The Saving Grace Of Offsite Data Backup
In the words of Johann Wolfgang von Goethe, “Precaution is better than cure.” In a situation involving the loss of data, where a “cure” may be impossible, this phrase becomes even more true. Many businesses have taken this aphorism to heart, and are careful to back up their data. And perhaps just as importantly – they’re backing it up offsite.
This was just another lesson learned in the last hurricane season, when many companies suffered hurtful or even crippling damage. In addition to the destruction of their buildings and offices, much of their data – dutifully backed up, but stored on site – was lost. Disasters can strike any business, though, whether it’s in a hurricane zone or not. Offsite data backup can become a saving grace.
“Data is everything now. Protecting your data is the same as protecting your business,” said Mark Martin, CEO of NetMass, a data backup and storage company. “Even losing a few e-mails can carry a heavy price in terms of lost opportunity.”

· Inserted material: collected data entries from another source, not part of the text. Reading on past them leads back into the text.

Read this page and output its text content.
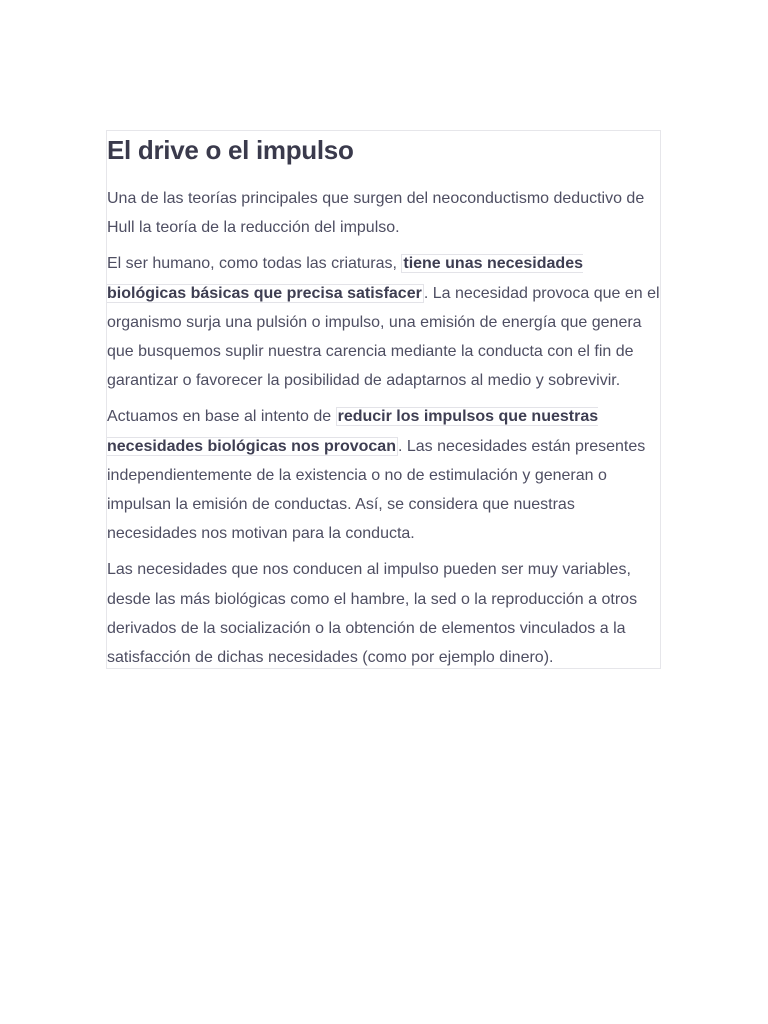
El drive o el impulso

Una de las teorías principales que surgen del neoconductismo deductivo de Hull la teoría de la reducción del impulso.

El ser humano, como todas las criaturas, tiene unas necesidades biológicas básicas que precisa satisfacer . La necesidad provoca que en el organismo surja una pulsión o impulso, una emisión de energía que genera que busquemos suplir nuestra carencia mediante la conducta con el fin de garantizar o favorecer la posibilidad de adaptarnos al medio y sobrevivir.

Actuamos en base al intento de reducir los impulsos que nuestras necesidades biológicas nos provocan . Las necesidades están presentes independientemente de la existencia o no de estimulación y generan o impulsan la emisión de conductas. Así, se considera que nuestras necesidades nos motivan para la conducta.

Las necesidades que nos conducen al impulso pueden ser muy variables, desde las más biológicas como el hambre, la sed o la reproducción a otros derivados de la socialización o la obtención de elementos vinculados a la satisfacción de dichas necesidades (como por ejemplo dinero).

Although it’s only natural for someone in the business of backup to recommend the practice, Martin has facts to back up his claims. “Gartner has found that 40 percent of organizations that experience a disaster go out of business within two years,” he reported.
A key component of data backup is recovery time. “Some people can say, I can live with data backup every five minutes,’ but if that’s a stock trade, you can’t lose a nanosecond of data. On e-commerce sites, every second you’re down, customers are going somewhere else,” said David Palermo, VP of marketing for Sungard Availability Services.
Cost used to be the main deterrent to data backup, but that factor is fading. “Now, the two primary capital expenses associated with data backup – capacity and bandwidth – have become much cheaper,” Martin said. “There is no longer a reason for any company, no matter how small, to not have remote backup.”